The question now arises at the Pepsico Summerfare festival in Purchase, N.Y., where Sellars' versions of the three operas that Mozart wrote with Lorenzo da Ponte are all being restaged. The Marriage of Figaro (1786) is set in Manhattan's Trump Tower, Don Giovanni (1787) in Spanish Harlem and Cosi fan tutte (1790) in a sleazy diner called Despina's. Nor does the Sellars game end ) there. At 31, the aging enfant terrible is talking of deconstructing Idomeneo in Brussels and The Magic Flute at Glyndebourne.
In theory, nobody should object to any adventurous director's attempting to modernize the tradition-encrusted masterpieces of opera. At best such attempts can bring new vitality to works that have become numbingly familiar; they can enable us not only to see an opera in new ways but to see ourselves in new ways as well. And at the very least they create talk and controversy. In the case of Sellars' Mozart, unfortunately, that is about all they create.
By some bit of ingenuity and/or luck, Sellars discovered two talented young identical twins, Eugene and Herbert Perry, and cast them as Don Giovanni and his servant Leporello. This provides all kinds of ironies on the brotherhood of master and man, but it also obliterates the no less important differences between them. Thus in the famous scene in which the two switch costumes so that the servant can court one of his master's ladies, Sellars' twins make a meaningless exchange of their leather jackets.

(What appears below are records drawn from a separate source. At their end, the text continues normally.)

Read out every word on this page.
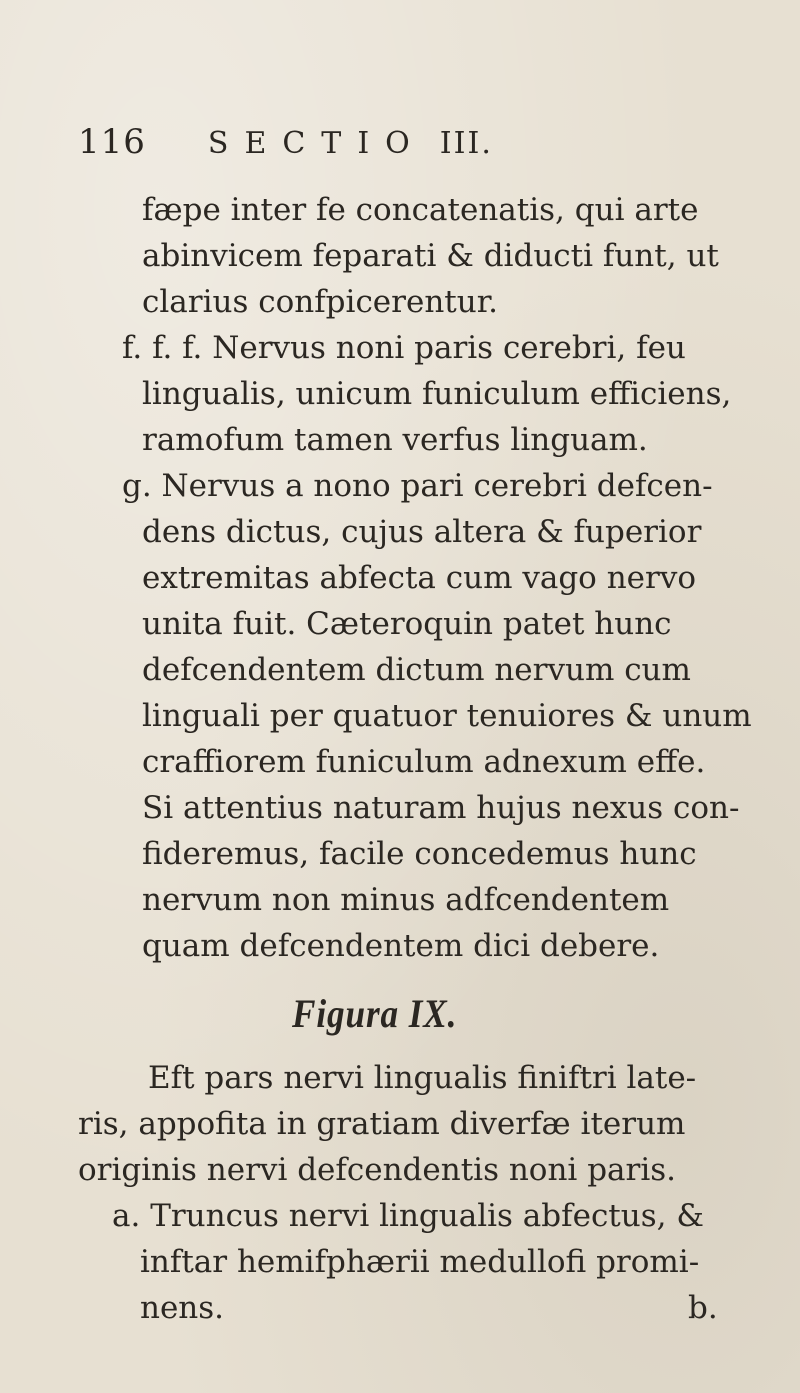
116 SECTIO III.
fæpe inter fe concatenatis, qui arte
abinvicem feparati & diducti funt, ut
clarius confpicerentur.
f. f. f. Nervus noni paris cerebri, feu
lingualis, unicum funiculum efficiens,
ramofum tamen verfus linguam.
g. Nervus a nono pari cerebri defcen-
dens dictus, cujus altera & fuperior
extremitas abfecta cum vago nervo
unita fuit. Cæteroquin patet hunc
defcendentem dictum nervum cum
linguali per quatuor tenuiores & unum
craffiorem funiculum adnexum effe.
Si attentius naturam hujus nexus con-
fideremus, facile concedemus hunc
nervum non minus adfcendentem
quam defcendentem dici debere.
Figura IX.
Eft pars nervi lingualis finiftri late-
ris, appofita in gratiam diverfæ iterum
originis nervi defcendentis noni paris.
a. Truncus nervi lingualis abfectus, &
inftar hemifphærii medullofi promi-
nens.	b.
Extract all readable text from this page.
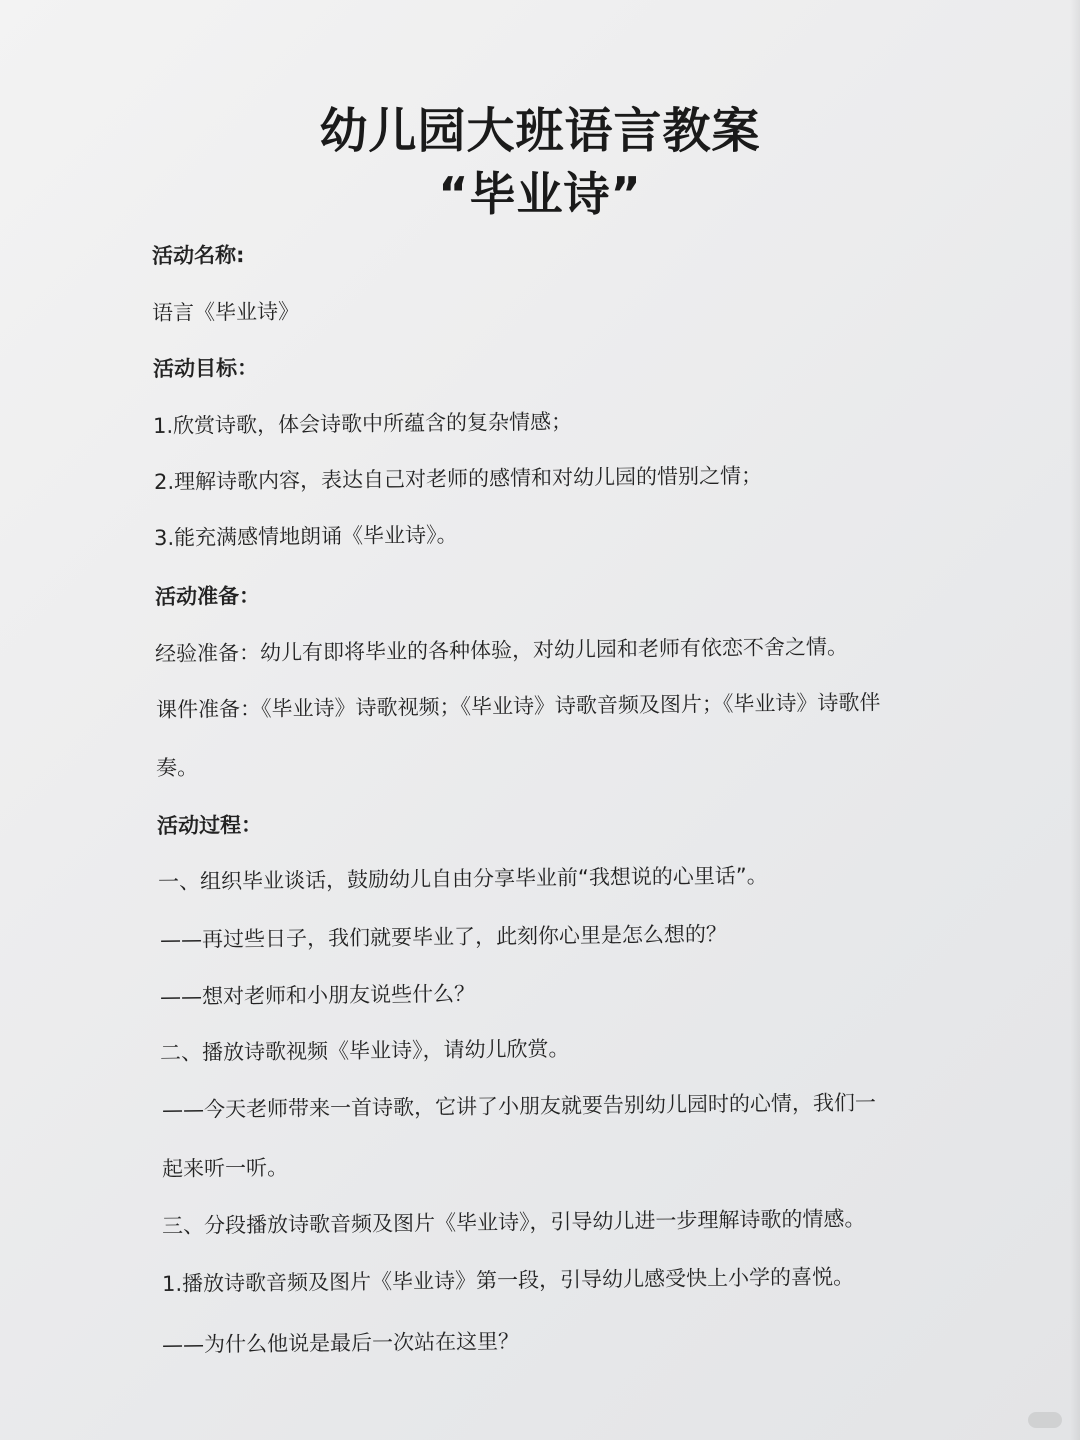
幼儿园大班语言教案
“毕业诗”
活动名称:
语言《毕业诗》
活动目标：
1.欣赏诗歌，体会诗歌中所蕴含的复杂情感；
2.理解诗歌内容，表达自己对老师的感情和对幼儿园的惜别之情；
3.能充满感情地朗诵《毕业诗》。
活动准备：
经验准备：幼儿有即将毕业的各种体验，对幼儿园和老师有依恋不舍之情。
课件准备：《毕业诗》诗歌视频；《毕业诗》诗歌音频及图片；《毕业诗》诗歌伴
奏。
活动过程：
一、组织毕业谈话，鼓励幼儿自由分享毕业前“我想说的心里话”。
——再过些日子，我们就要毕业了，此刻你心里是怎么想的？
——想对老师和小朋友说些什么？
二、播放诗歌视频《毕业诗》，请幼儿欣赏。
——今天老师带来一首诗歌，它讲了小朋友就要告别幼儿园时的心情，我们一
起来听一听。
三、分段播放诗歌音频及图片《毕业诗》，引导幼儿进一步理解诗歌的情感。
1.播放诗歌音频及图片《毕业诗》第一段，引导幼儿感受快上小学的喜悦。
——为什么他说是最后一次站在这里？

That scene illustrates a more fundamental problem. Don Giovanni is at least partly a drama of class distinctions. That is why, for example, the cavalier can simply walk in on the wedding of the peasant Masetto and walk off with his bride Zerlina. When Don Giovanni is converted into an East Harlem hoodlum, the character no longer fits the plot, so Sellars blithely begins changing various details of the story.
"These operas do not require powdered wigs and candelabra to make their political points," says Sellars. True enough, but if Sellars had really wanted to modernize Mozart's opera, his hero should have been a Wall Street arbitrager, or perhaps a rock star. For that matter, he should sing in English, but Sellars characteristically prefers that Da Ponte's witty text remain obscure, that "the audience ((be)) forced to take in information through other pores."

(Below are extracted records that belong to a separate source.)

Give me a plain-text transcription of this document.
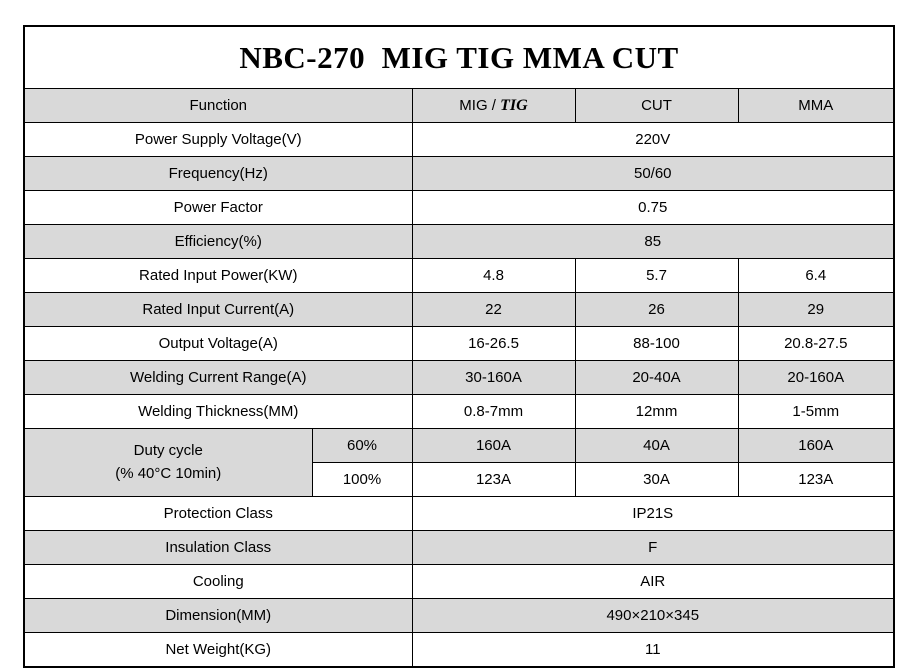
NBC-270  MIG TIG MMA CUT				
Function		MIG / TIG	CUT	MMA
Power Supply Voltage(V)		220V		
Frequency(Hz)		50/60		
Power Factor		0.75		
Efficiency(%)		85		
Rated Input Power(KW)		4.8	5.7	6.4
Rated Input Current(A)		22	26	29
Output Voltage(A)		16-26.5	88-100	20.8-27.5
Welding Current Range(A)		30-160A	20-40A	20-160A
Welding Thickness(MM)		0.8-7mm	12mm	1-5mm

Duty cycle
(% 40°C 10min)	60%	160A	40A	160A
	100%	123A	30A	123A
Protection Class		IP21S		
Insulation Class		F		
Cooling		AIR		
Dimension(MM)		490×210×345		
Net Weight(KG)		11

Just as Sellars' transfer of Don Giovanni to a phantasmagorical Spanish Harlem really tells us very little about Harlem, it also tells us nothing new about Don Giovanni. There have been so many changes in plot and character that Giovanni is no longer Mozart's defiant hero but a quite different and less interesting character of Sellars' creation. In the intensely dramatic finale, for example, he is not dragged unrepentant to hell by the statue of the man he murdered but rather led there, while groveling in his underwear, by a young girl in what looks like a Communion dress.
Mozart wanted even his darkest operas to end with the characters reconciled and order restored, and so he followed the fiery disappearance of Don Giovanni with a cheery little sextet in which the survivors tell everyone to mend his ways. Sellars' contemporary sensibility seems unable to accept such a stylized ending, and so he attributes the sextet not to the survivors of the disaster but to the suffering ghosts of those same survivors.
This tormented sensibility also afflicts Sellars' gloomy version of Cosi. It is full of visual gags (the two heroes pretending to go to war are waved on by crowds carrying signs such as BURN THE SUPREME COURT), but it has very little of Mozart's cynical vivacity. The plot derives from a rather cruel bet: two young men agree to adopt disguises and try to seduce each other's fiancees. Alas, it proves all too easy, but after a reasonable amount of tears and outcries, everyone is reconciled at the end. Not in Sellars' version. Here they finish in an angry brawl, and according to Sellars, "the opera ends as they scream the words 'beautiful calm' against gale-force turbulence in the orchestra."
This orchestra, like Sellars' repertory company of gifted young singers, performs admirably under the deft and scrupulous conducting of Craig Smith, and so it is a pleasure to find that Sellars has pretty much left the performers alone in one of the three operas, Figaro. The setting in the Trump Tower is no more than a mild gag, not another excuse for wholesale Sellarsization. Donald Trump does not appear from behind a bush. The singers just sing, and sing beautifully. What a relief!